Just as that died, the FA stepped in. Mindful of the need to preserve the nation's footballing discourse, they thought 'everybody loves a vaguely inexplicable volte-face -- let's allow Manchester City's appeal. It'll give Arsenal fans a chance to exchange outraged screenshots, it'll irritate everybody who spent Sunday arguing it was the right call, and it'll make Robbie Savage, Alan Hansen, and everybody else that condemned the decision feel deliciously smug for a bit'. So they did. But too little, too late. It's hard to get truly riled about something so irrelevant to the result, and it's hard to work up even momentary surprise at the FA being inconsistent or incoherent in the application of their own policies. (Joleon Lescott must be furious, mind.)
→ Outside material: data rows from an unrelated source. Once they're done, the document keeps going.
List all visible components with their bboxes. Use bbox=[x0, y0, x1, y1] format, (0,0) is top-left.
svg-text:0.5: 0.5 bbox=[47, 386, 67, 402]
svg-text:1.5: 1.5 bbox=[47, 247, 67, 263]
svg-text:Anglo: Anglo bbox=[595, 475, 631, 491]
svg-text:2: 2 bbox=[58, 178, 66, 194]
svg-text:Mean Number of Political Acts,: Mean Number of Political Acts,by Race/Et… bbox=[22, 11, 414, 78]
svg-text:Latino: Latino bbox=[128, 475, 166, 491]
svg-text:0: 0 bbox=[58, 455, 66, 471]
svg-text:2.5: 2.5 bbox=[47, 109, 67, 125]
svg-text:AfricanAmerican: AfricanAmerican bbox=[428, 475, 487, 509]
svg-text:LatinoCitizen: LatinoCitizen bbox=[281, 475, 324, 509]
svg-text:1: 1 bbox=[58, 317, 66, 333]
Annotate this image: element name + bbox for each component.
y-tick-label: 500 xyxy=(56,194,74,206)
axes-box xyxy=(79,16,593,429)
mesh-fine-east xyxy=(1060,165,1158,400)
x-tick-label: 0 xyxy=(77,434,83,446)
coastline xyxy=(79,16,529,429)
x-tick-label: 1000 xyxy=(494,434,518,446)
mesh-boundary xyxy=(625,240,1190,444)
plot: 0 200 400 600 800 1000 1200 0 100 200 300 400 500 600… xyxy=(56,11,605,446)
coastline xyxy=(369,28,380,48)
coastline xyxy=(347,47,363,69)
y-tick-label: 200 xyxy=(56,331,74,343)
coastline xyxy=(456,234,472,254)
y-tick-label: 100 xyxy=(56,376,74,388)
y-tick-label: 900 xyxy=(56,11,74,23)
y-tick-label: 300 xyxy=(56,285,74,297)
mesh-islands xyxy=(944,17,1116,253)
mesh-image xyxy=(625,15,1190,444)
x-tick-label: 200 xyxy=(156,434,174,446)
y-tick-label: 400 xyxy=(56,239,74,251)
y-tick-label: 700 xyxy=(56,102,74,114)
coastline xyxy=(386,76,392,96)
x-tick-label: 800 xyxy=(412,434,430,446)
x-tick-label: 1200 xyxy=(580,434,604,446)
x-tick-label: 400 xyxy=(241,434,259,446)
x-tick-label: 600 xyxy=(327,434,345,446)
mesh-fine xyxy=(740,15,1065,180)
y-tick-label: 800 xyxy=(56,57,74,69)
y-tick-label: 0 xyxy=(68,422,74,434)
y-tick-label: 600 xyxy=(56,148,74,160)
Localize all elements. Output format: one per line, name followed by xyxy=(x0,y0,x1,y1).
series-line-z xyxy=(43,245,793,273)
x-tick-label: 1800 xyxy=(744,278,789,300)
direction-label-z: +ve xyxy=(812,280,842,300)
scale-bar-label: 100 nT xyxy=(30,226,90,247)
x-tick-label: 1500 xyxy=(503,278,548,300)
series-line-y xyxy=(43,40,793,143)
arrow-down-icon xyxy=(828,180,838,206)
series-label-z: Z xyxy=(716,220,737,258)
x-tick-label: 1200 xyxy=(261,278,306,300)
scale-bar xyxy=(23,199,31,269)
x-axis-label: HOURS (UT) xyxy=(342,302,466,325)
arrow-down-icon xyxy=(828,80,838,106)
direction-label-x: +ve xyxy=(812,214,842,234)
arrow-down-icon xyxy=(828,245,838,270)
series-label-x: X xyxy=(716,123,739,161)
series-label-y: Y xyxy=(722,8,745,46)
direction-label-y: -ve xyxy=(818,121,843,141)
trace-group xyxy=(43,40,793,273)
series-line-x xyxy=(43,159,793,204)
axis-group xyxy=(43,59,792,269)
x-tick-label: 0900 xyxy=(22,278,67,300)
Thin gruel, for a Premier League grown fat on rich, creamy controversy. It felt, on Sunday night, as though nothing more ground-shaking than two games of football had taken place. The right teams won, the right teams lost, and the world continued on its merry way. Now, next weekend, another Super-Duper Sunday looms. Cross your fingers and toes that something utterly stupid happens. André Villas-Boas, eat a corner flag. Branislav Ivanovic, punch a ball, or a face, or a ball into a face into a goal. Your own goal, maybe, or your own face. Or both.

Something. Anything. Save us from this sudden, disorientating attack of shared sanity. It’s not healthy, and it’s not right, and it’s not what the Premier League is all about. Step up, football people. Your country needs you.